Zittingsplaats Haarlem
Bestuursrecht
zaaknummer: HAA 14/3485

uitspraak van de enkelvoudige kamer van 21 december 2013 in de zaak tussen

[eiser] , te [woonplaats] , eiser

(gemachtigde: mr. J.P.L.C. Dijkgraaf),
en

de korpschef van politie, verweerder.

Procesverloop

Bij besluit van 16 december 2013 (het primaire besluit) heeft verweerder aan eiser een functie uit het LFNP toegekend en bepaald dat eiser op 1 januari 2012 overgaat naar de LFNP-functie Sectorhoofd (schaal 14).
Bij besluit van 20 augustus 2014 (het bestreden besluit) heeft verweerder het bezwaar van eiser ongegrond verklaard.
Eiser heeft tegen het bestreden besluit beroep ingesteld.
Verweerder heeft een verweerschrift ingediend.
Het onderzoek ter zitting heeft plaatsgevonden op 9 november 2015. Eiser is verschenen, bijgestaan door zijn gemachtigde.

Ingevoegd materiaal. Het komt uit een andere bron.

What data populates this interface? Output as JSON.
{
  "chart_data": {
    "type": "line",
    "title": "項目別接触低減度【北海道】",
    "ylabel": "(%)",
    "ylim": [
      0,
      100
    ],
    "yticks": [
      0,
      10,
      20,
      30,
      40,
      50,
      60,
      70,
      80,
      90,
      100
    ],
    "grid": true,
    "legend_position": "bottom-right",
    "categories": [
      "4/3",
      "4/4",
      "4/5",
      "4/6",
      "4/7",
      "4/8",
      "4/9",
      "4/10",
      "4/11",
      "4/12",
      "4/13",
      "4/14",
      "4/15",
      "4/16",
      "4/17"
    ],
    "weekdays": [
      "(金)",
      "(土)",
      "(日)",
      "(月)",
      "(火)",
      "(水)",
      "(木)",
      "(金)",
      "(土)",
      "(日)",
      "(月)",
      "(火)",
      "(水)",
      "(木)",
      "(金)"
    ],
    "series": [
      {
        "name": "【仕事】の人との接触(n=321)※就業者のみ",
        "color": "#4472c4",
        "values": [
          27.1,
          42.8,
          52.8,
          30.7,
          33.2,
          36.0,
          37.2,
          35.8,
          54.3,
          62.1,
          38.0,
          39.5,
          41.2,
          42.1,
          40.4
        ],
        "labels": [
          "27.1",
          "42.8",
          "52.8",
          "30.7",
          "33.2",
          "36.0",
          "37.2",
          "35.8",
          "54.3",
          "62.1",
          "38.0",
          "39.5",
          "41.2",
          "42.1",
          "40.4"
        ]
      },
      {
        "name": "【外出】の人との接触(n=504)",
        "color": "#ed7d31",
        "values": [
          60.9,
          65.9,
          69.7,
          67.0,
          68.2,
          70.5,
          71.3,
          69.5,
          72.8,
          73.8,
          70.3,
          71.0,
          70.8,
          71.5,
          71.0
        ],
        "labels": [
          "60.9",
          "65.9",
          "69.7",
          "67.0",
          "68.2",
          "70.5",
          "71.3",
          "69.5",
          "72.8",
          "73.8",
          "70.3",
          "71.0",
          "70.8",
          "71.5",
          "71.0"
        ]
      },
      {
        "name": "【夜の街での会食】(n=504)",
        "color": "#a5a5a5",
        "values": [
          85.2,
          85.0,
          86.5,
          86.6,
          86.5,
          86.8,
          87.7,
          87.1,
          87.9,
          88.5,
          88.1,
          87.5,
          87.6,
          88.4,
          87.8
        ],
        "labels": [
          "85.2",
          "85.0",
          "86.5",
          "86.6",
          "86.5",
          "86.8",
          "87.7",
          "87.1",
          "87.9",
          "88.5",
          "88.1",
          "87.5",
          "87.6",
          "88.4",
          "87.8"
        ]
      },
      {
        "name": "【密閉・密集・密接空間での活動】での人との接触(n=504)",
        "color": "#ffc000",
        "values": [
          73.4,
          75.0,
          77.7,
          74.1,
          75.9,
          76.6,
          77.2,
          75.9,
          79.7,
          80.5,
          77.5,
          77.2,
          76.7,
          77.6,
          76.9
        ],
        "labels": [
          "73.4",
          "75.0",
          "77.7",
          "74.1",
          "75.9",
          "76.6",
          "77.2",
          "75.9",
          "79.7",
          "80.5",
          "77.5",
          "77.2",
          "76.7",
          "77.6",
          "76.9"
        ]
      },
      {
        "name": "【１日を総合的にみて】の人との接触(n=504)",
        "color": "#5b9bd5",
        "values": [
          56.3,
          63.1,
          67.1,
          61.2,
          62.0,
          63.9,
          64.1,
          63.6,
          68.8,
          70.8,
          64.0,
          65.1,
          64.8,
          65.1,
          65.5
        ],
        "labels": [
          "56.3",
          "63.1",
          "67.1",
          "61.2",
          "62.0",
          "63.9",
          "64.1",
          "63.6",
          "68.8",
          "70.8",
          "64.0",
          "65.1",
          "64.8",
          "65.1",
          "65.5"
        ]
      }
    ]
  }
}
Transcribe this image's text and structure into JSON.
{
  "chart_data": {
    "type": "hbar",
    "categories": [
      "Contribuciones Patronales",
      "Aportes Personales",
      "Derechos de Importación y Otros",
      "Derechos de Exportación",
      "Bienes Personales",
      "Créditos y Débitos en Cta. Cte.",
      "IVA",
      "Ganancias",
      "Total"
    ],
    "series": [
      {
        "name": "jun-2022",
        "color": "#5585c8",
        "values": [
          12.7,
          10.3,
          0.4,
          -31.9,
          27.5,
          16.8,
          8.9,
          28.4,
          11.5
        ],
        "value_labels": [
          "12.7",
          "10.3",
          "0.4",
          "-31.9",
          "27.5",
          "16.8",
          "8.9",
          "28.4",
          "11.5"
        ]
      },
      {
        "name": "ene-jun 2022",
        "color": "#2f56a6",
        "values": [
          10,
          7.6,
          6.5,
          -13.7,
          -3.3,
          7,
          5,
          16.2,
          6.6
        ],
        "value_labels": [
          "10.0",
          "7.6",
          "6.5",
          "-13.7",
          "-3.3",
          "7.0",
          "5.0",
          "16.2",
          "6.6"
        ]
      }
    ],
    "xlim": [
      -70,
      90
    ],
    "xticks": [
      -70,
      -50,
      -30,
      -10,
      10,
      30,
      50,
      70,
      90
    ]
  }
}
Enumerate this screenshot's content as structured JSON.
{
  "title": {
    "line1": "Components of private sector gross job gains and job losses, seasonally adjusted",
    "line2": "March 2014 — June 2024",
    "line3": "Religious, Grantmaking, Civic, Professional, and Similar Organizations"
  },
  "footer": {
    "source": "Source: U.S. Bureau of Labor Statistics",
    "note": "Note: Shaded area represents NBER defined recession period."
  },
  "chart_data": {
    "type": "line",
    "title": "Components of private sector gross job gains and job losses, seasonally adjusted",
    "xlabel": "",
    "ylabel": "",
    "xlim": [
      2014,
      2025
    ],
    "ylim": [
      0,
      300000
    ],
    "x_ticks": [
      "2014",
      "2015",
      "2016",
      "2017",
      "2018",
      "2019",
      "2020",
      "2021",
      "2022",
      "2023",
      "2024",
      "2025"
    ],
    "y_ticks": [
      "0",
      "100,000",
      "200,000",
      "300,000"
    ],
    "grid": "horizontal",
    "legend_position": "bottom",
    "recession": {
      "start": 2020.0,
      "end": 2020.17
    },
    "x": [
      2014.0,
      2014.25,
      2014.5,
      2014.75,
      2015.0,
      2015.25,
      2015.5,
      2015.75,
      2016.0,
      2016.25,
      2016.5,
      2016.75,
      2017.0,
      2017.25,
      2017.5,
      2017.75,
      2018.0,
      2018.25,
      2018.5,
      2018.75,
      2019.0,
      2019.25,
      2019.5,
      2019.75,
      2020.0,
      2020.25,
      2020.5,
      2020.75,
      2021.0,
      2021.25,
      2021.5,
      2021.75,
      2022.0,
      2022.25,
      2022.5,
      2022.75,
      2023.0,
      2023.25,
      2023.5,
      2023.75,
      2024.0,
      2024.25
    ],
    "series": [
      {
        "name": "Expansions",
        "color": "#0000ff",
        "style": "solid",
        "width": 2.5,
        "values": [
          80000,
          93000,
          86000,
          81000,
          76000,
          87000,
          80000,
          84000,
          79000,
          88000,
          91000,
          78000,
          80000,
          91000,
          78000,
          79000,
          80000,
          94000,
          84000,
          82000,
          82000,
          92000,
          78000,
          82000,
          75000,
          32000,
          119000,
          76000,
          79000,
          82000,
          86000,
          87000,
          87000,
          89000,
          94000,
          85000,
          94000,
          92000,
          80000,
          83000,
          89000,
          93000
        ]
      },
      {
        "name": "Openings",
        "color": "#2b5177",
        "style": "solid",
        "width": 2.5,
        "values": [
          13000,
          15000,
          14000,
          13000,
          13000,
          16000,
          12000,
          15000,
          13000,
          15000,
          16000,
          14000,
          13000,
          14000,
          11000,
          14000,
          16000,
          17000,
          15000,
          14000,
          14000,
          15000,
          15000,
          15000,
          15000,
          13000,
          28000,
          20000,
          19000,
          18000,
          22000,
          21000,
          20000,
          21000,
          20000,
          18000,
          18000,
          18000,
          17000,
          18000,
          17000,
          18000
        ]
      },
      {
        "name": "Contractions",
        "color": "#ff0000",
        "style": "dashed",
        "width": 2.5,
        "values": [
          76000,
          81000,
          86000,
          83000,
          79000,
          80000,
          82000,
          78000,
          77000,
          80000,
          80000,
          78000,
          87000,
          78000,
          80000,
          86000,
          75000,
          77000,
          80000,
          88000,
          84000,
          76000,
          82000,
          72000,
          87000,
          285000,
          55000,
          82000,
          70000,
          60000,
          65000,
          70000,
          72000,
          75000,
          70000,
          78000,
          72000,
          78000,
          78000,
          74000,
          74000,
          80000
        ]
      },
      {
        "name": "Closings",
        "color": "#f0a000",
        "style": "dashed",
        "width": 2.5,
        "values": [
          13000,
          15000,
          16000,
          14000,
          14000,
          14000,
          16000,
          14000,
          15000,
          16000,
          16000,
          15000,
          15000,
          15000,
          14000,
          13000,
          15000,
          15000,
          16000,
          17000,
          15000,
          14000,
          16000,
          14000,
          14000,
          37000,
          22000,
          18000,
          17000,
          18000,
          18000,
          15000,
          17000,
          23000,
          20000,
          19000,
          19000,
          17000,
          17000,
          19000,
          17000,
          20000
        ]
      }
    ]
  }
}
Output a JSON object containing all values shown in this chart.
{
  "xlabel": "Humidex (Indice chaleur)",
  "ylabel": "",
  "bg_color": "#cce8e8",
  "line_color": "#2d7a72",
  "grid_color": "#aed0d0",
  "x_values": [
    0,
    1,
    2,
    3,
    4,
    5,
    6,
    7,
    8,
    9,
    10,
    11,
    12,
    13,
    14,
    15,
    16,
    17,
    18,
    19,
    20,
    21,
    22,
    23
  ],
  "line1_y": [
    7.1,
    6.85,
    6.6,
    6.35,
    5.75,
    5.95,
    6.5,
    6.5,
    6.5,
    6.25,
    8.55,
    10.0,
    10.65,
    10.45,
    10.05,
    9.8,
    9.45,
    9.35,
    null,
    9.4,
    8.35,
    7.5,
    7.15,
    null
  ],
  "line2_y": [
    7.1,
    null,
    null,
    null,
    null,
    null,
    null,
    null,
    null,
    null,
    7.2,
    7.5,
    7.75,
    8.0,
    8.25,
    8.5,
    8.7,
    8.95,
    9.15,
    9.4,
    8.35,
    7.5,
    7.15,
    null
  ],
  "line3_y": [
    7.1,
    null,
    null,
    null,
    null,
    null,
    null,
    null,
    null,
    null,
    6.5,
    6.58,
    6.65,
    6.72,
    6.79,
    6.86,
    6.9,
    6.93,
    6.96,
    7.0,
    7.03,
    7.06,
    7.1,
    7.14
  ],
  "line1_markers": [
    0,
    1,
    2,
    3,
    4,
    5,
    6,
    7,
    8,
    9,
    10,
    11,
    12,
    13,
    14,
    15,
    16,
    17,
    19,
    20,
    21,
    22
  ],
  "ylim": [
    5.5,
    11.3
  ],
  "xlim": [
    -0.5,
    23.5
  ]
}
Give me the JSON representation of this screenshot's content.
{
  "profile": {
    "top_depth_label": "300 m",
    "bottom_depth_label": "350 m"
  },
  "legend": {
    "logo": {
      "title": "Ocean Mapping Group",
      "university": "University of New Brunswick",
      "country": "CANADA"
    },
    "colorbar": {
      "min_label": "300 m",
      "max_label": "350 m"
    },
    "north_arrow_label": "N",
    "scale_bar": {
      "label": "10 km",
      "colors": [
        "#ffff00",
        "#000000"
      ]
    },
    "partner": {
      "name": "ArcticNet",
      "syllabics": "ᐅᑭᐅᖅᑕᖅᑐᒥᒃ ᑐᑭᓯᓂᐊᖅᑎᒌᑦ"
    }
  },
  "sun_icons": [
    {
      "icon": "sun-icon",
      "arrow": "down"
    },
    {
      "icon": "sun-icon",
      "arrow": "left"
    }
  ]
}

Verweerder heeft zich laten vertegenwoordigen door mr. F.A.M. Bot en F.J.H. Gunther.

Overwegingen

1.1.
In het Akkoord Arbeidsvoorwaarden sector Politie 2008-2010 is onder meer afgesproken dat voor de sector Politie landelijk een nieuw functiegebouw zal gaan gelden. Er is vervolgens een stelsel van 92 organieke functies met daarbij behorende functiebeschrijvingen ontwikkeld, voorzien van een waardering per organieke functie. Aan de functies zijn, daar waar nodig geacht, werkterreinen, aandachtsgebieden en specifieke functionaliteiten gekoppeld. Dit geheel wordt aangeduid als het LFNP en is door de Minister van Veiligheid en Justitie (hierna: de Minister) op 7 mei 2013 vastgelegd in de Regeling vaststelling LFNP (Stcrt. 2013, 13079). Invoering van het LFNP geschiedt in stappen, hetgeen is beschreven in de ‘Regeling overgang naar een LFNP functie’ (hierna: de Regeling), vastgesteld door de Minister op 8 mei 2013 (Stcrt. 2013, 13141).
1.2.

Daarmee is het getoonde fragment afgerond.